It is common to provide metal pads on a chip, such as a semiconductor chip or a ceramic submount, then deposit solder bumps on the pads. The pads may have different heights due to a varying thickness of the chip or due to the pads having varying thicknesses. The chip is then positioned over a larger substrate containing corresponding metal pads, and the solder bumps are reflowed to bond the opposing pads together to form electrical connections between the chip and the substrate.
Solder bumps may have heights between tens of microns to hundreds of microns. These dimensions are typically many times greater than the differences in heights of the pads on the chip so, during reflow, there is a sufficient volume of solder on each pad to bridge across any gap to an opposing pad on the substrate. Additionally, the sizes of the solder bumps themselves vary somewhat, and the relatively large volume of solder is sufficient to bridge across any gap to an opposing pad on the substrate.
However, for very small chip pads or for pads that are very close together, less solder must be used. There is a point where the small volume of solder on each pad is not sufficient to bridge a gap between a solder bump and the opposing pad during reflow due to the difference in heights of the pads on the chip being too great. Therefore, the size of the pads and/or their pitch is limited.
FIGS. 1A-1C and FIGS. 2A and 2B illustrate the problem with an insufficient size solder bump used with pads having differences in heights.
In FIG. 1A, a chip 10 is shown that may be a semiconductor chip, a ceramic submount, or other chip that may benefit from small solder bumps. The chip 10 has a small metal solder pad 12 and a small solder area 14 lower in height than the solder pad 12. The chip 10 may have an array of such pads 12 or areas 14. The area 14 represents any solder attachment area (which may also be another metal pad) that has a lower height than the pad 12. Small solder bumps 16 and 18 are deposited over the pad 12 and area 14 and somewhat spread out over the surface. It is assumed the volumes of the solder bumps 16 and 18 are the same. If the pad 12 or area 14 were larger, the solder bumps 16 and 18 may resemble a sphere due to the surface tension of the solder.
The solder bumps in all embodiments may be conventional such as tin, lead, silver, gold, nickel, other metals and alloys thereof.
In FIG. 1B, the chip 10 is positioned over a substrate 20. Note how the solder bump 16 is pressed against the opposing metal pad 22 on the substrate 20, but the solder bump 18 is slightly separated from the opposing pad 24 on the substrate 20.
In FIG. 1C, the structure of FIG. 1B is heated to reflow the solder. The solder bump 16 forms a good bond between the pads 16 and 22, but the solder bump 18 separates into two portions 18A and 18B and forms an unreliable connection between the pad 24 and the area 14. Therefore, more solder is needed and the solder pads/areas need to be larger or more separated. Thus, the pad/area height difference limits the size and/or density of the solder pads/areas.
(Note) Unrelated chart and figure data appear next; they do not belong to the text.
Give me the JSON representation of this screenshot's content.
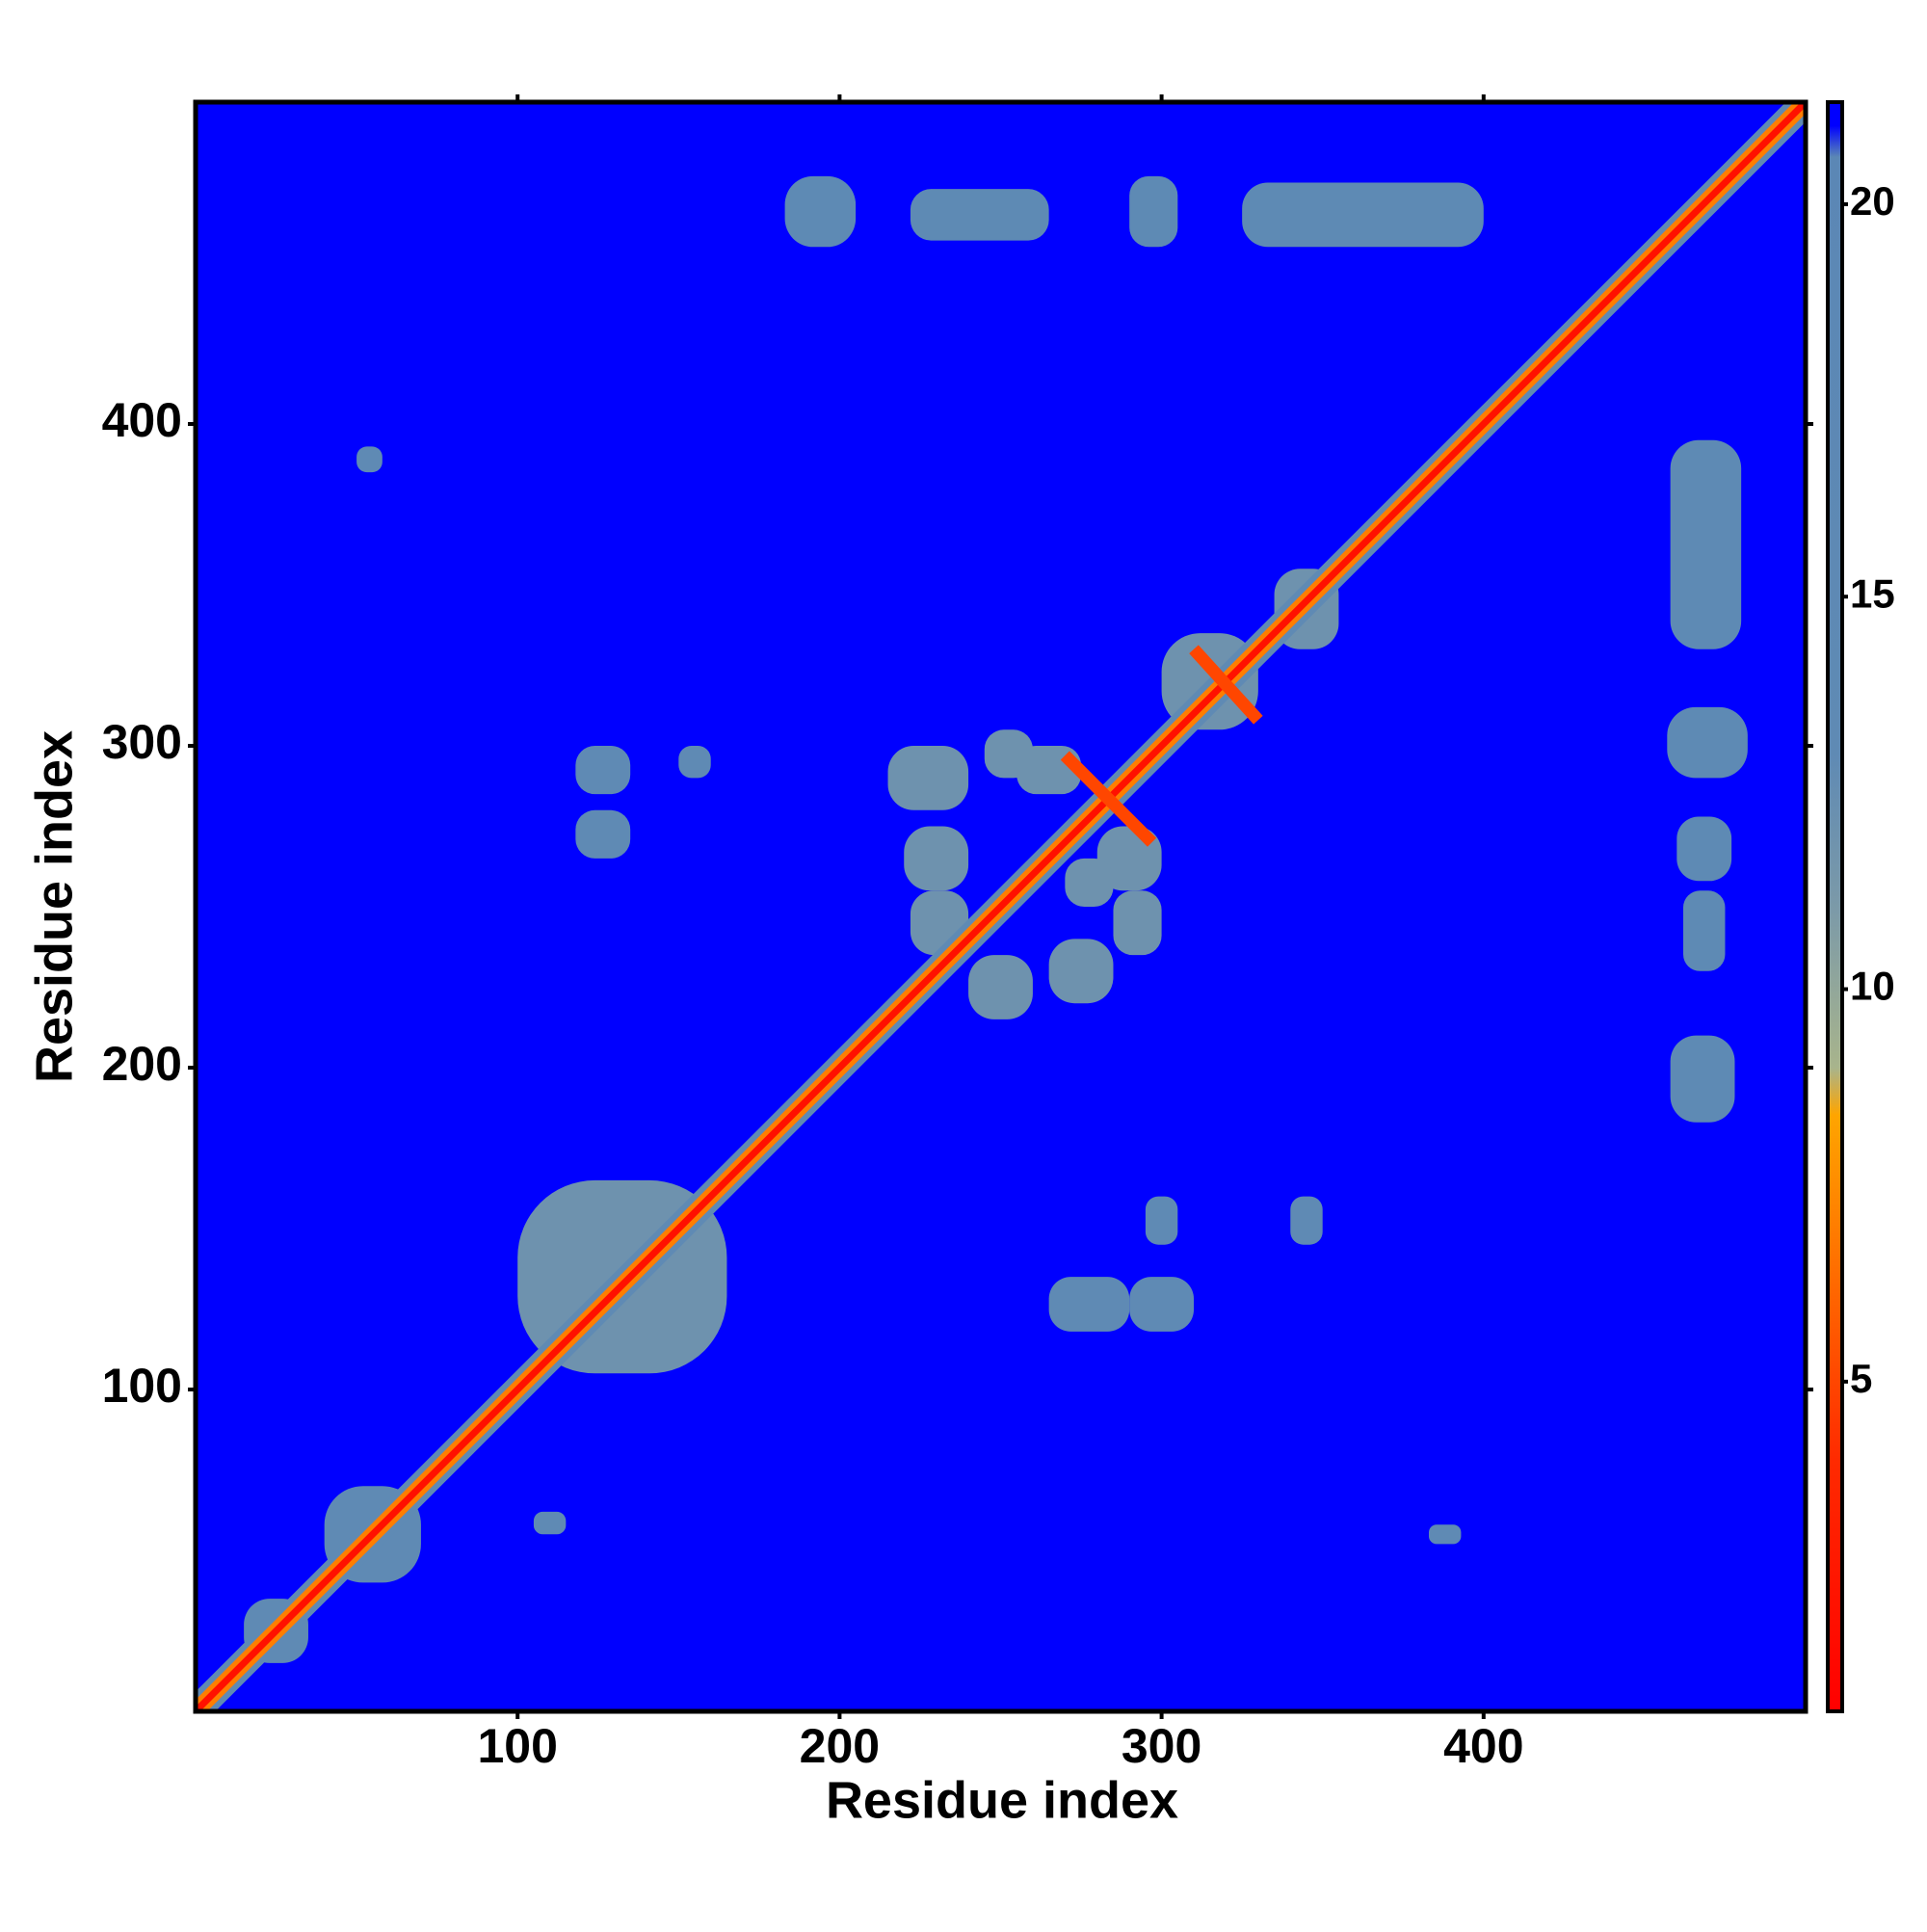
{
  "chart_data": {
    "type": "heatmap",
    "xlabel": "Residue index",
    "ylabel": "Residue index",
    "xlim": [
      0,
      500
    ],
    "ylim": [
      0,
      500
    ],
    "xticks": [
      100,
      200,
      300,
      400
    ],
    "yticks": [
      100,
      200,
      300,
      400
    ],
    "zlim": [
      0.8,
      21.3
    ],
    "zticks": [
      5,
      10,
      15,
      20
    ],
    "colorscale": [
      [
        0.8,
        "#ff0000"
      ],
      [
        4,
        "#ff2a00"
      ],
      [
        8.4,
        "#ffa500"
      ],
      [
        9,
        "#a8b48c"
      ],
      [
        11,
        "#7c9aa8"
      ],
      [
        13,
        "#5f8ab4"
      ],
      [
        20.6,
        "#5b87b5"
      ],
      [
        21,
        "#0000ff"
      ],
      [
        21.3,
        "#0000ff"
      ]
    ],
    "background": 21.3,
    "cells": [
      {
        "x": [
          183,
          205
        ],
        "y": [
          455,
          477
        ],
        "value": 14
      },
      {
        "x": [
          222,
          265
        ],
        "y": [
          457,
          473
        ],
        "value": 14
      },
      {
        "x": [
          290,
          305
        ],
        "y": [
          455,
          477
        ],
        "value": 14
      },
      {
        "x": [
          325,
          400
        ],
        "y": [
          455,
          475
        ],
        "value": 14
      },
      {
        "x": [
          458,
          480
        ],
        "y": [
          330,
          395
        ],
        "value": 14
      },
      {
        "x": [
          457,
          482
        ],
        "y": [
          290,
          312
        ],
        "value": 14
      },
      {
        "x": [
          460,
          477
        ],
        "y": [
          258,
          278
        ],
        "value": 14
      },
      {
        "x": [
          462,
          475
        ],
        "y": [
          230,
          255
        ],
        "value": 14
      },
      {
        "x": [
          458,
          478
        ],
        "y": [
          183,
          210
        ],
        "value": 14
      },
      {
        "x": [
          100,
          165
        ],
        "y": [
          105,
          165
        ],
        "value": 12
      },
      {
        "x": [
          40,
          70
        ],
        "y": [
          40,
          70
        ],
        "value": 13
      },
      {
        "x": [
          15,
          35
        ],
        "y": [
          15,
          35
        ],
        "value": 13
      },
      {
        "x": [
          335,
          355
        ],
        "y": [
          330,
          355
        ],
        "value": 12
      },
      {
        "x": [
          300,
          330
        ],
        "y": [
          305,
          335
        ],
        "value": 12
      },
      {
        "x": [
          215,
          240
        ],
        "y": [
          280,
          300
        ],
        "value": 12
      },
      {
        "x": [
          220,
          240
        ],
        "y": [
          255,
          275
        ],
        "value": 12
      },
      {
        "x": [
          222,
          240
        ],
        "y": [
          235,
          255
        ],
        "value": 12
      },
      {
        "x": [
          265,
          285
        ],
        "y": [
          220,
          240
        ],
        "value": 12
      },
      {
        "x": [
          285,
          300
        ],
        "y": [
          235,
          255
        ],
        "value": 12
      },
      {
        "x": [
          240,
          260
        ],
        "y": [
          215,
          235
        ],
        "value": 12
      },
      {
        "x": [
          255,
          275
        ],
        "y": [
          285,
          300
        ],
        "value": 12
      },
      {
        "x": [
          280,
          300
        ],
        "y": [
          255,
          275
        ],
        "value": 12
      },
      {
        "x": [
          245,
          260
        ],
        "y": [
          290,
          305
        ],
        "value": 12
      },
      {
        "x": [
          270,
          285
        ],
        "y": [
          250,
          265
        ],
        "value": 12
      },
      {
        "x": [
          118,
          135
        ],
        "y": [
          285,
          300
        ],
        "value": 13
      },
      {
        "x": [
          118,
          135
        ],
        "y": [
          265,
          280
        ],
        "value": 13
      },
      {
        "x": [
          150,
          160
        ],
        "y": [
          290,
          300
        ],
        "value": 13
      },
      {
        "x": [
          265,
          290
        ],
        "y": [
          118,
          135
        ],
        "value": 13
      },
      {
        "x": [
          290,
          310
        ],
        "y": [
          118,
          135
        ],
        "value": 13
      },
      {
        "x": [
          295,
          305
        ],
        "y": [
          145,
          160
        ],
        "value": 13
      },
      {
        "x": [
          340,
          350
        ],
        "y": [
          145,
          160
        ],
        "value": 13
      },
      {
        "x": [
          383,
          393
        ],
        "y": [
          52,
          58
        ],
        "value": 13
      },
      {
        "x": [
          50,
          58
        ],
        "y": [
          385,
          393
        ],
        "value": 13
      },
      {
        "x": [
          105,
          115
        ],
        "y": [
          55,
          62
        ],
        "value": 13
      }
    ],
    "lines": [
      {
        "x": [
          0,
          500
        ],
        "y": [
          0,
          500
        ],
        "value": 13
      },
      {
        "x": [
          0,
          500
        ],
        "y": [
          0,
          500
        ],
        "value": 7
      },
      {
        "x": [
          0,
          500
        ],
        "y": [
          0,
          500
        ],
        "value": 2
      },
      {
        "x": [
          270,
          297
        ],
        "y": [
          297,
          270
        ],
        "value": 5
      },
      {
        "x": [
          310,
          330
        ],
        "y": [
          330,
          308
        ],
        "value": 5
      }
    ]
  }
}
In FIG. 2A, a chip 26 has a pad 28 and a lower height solder area 30, with a dielectric portion 32 between the pad 28 and area 30. Recessed solder bumps 34 and 36, of the same volume solder, are formed on the pad 28 and area 30
In FIG. 2B, the chip 26 is positioned over the substrate 20. Note how the solder bump 34 is pressed against the opposing metal pad 22 on the substrate 20, but the solder bump 36 is slightly separated from the opposing pad 24 on the substrate 20.
During reflow or an ultrasonic bonding process, the solder hump 36 will not make a good connection to the opposing pad 24.
What is needed is a technique that improves the reliability of connections made using solder bumps where the heights of the solder pads or solder areas on a chip are different.